There’s a thriller bubbling underneath involving codes and ciphers, and a 70s update of the Enigma cipher machine. But all of the plot machinations serve to sharpen the focus on Adrian’s character. As Trefusis tells him:
“I am a student of language, Mr. Healey. You write with fluency and conviction, you talk with authority and control. A complex idea here, an abstract proposition there, you juggle with them, play with them, seduce them… You recognize patterns, but you rearrange them when you should analyze them. In short, you do not think. You have never thought… You cheat, you short-cut, you lie. It’s too wonderful… You are a hound of hell and you know it.”
As good as The Liar is, Stephen Fry’s second novel, The Hippopotamus, is even better. His Ted Wallace is a giant of a character – a sly, sarcastic, 60-something jaded poet and critic. Unfailingly polite when social or family circumstances dictate, he saves up his venom and unleashes it on us, the gentle reader.
The story is this: Recently fired as a newspaper theatre critic, Wallace is retained by the terminally-ill niece of an old family friend to, essentially, pay an extended visit to that old friend and his family, and report “anything unusual” back to her.

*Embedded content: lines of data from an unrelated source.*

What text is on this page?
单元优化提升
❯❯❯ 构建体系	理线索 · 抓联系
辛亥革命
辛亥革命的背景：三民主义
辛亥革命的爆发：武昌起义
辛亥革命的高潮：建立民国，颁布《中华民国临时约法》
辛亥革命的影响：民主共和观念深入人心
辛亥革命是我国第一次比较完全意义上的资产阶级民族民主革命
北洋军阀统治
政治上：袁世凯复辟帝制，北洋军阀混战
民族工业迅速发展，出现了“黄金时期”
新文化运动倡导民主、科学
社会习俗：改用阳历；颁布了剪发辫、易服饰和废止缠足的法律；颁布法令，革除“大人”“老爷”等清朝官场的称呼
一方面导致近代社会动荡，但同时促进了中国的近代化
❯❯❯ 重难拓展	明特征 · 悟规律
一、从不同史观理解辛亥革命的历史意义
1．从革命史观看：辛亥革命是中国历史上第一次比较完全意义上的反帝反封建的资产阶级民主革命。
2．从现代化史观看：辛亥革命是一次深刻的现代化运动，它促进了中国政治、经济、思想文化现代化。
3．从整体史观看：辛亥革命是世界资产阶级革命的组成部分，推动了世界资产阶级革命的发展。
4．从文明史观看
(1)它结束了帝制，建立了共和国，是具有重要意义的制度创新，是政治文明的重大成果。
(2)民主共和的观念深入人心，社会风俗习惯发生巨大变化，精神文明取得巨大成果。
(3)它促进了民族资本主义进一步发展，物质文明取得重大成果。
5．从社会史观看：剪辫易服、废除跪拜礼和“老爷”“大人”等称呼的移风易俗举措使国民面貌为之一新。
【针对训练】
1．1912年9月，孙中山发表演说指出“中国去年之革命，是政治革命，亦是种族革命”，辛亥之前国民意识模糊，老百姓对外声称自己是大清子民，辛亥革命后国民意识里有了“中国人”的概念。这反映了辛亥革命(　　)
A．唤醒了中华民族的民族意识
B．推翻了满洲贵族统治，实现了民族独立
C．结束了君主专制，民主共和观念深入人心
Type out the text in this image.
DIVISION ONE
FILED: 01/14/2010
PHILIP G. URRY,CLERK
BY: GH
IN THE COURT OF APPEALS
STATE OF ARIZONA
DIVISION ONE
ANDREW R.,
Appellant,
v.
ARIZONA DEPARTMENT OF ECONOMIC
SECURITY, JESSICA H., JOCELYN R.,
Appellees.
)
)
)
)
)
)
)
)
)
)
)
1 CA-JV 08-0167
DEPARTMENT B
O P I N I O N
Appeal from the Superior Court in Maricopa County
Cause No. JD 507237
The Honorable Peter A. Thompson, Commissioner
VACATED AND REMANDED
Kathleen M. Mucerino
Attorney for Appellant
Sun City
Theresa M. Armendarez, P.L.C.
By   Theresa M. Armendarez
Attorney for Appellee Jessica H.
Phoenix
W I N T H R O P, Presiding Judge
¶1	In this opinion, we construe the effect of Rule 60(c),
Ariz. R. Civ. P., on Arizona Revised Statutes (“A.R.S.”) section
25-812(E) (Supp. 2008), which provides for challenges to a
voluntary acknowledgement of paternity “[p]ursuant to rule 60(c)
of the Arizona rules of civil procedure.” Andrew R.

The jaded poet becomes a spy. We, and he, are left in the dark as to what, exactly, we should be looking for. But gradually the fog clears. In an astonishingly moving bit of back-story, we learn of Albert, the secular, spiritually disenchanted Austrian-Jewish grandfather, who returned to Vienna in the 1930s to try to bring his cousins back to England with him:
In that awful little room with its imponderably hateful smell, a smell that took all the dignity and colour and strength away from him, his tweeds, his expensive luggage and his small blue passport, in that dreadful stinking room he swore a new loyalty, to his people – his stupid, moaning and cosmically irritating people, whose religion he scorned, whose culture he despised, whose mannerisms and prejudices he abominated.
We also, in the present, get a sense of the unusual circumstances that Ted was dispatched to uncover. And what began as scathing social satire with a bit of a mystery gradually forming underneath, turns into a rich, stunningly written novel full of tension and eventual catharsis. It’s a fantastic read.
There are several other novels and at least one memoir in the Fry and Laurie canon, and I’d be astonished if they all weren’t written with the same penetrating wit and fierce intelligence. The halls of Cambridge would expect nothing less.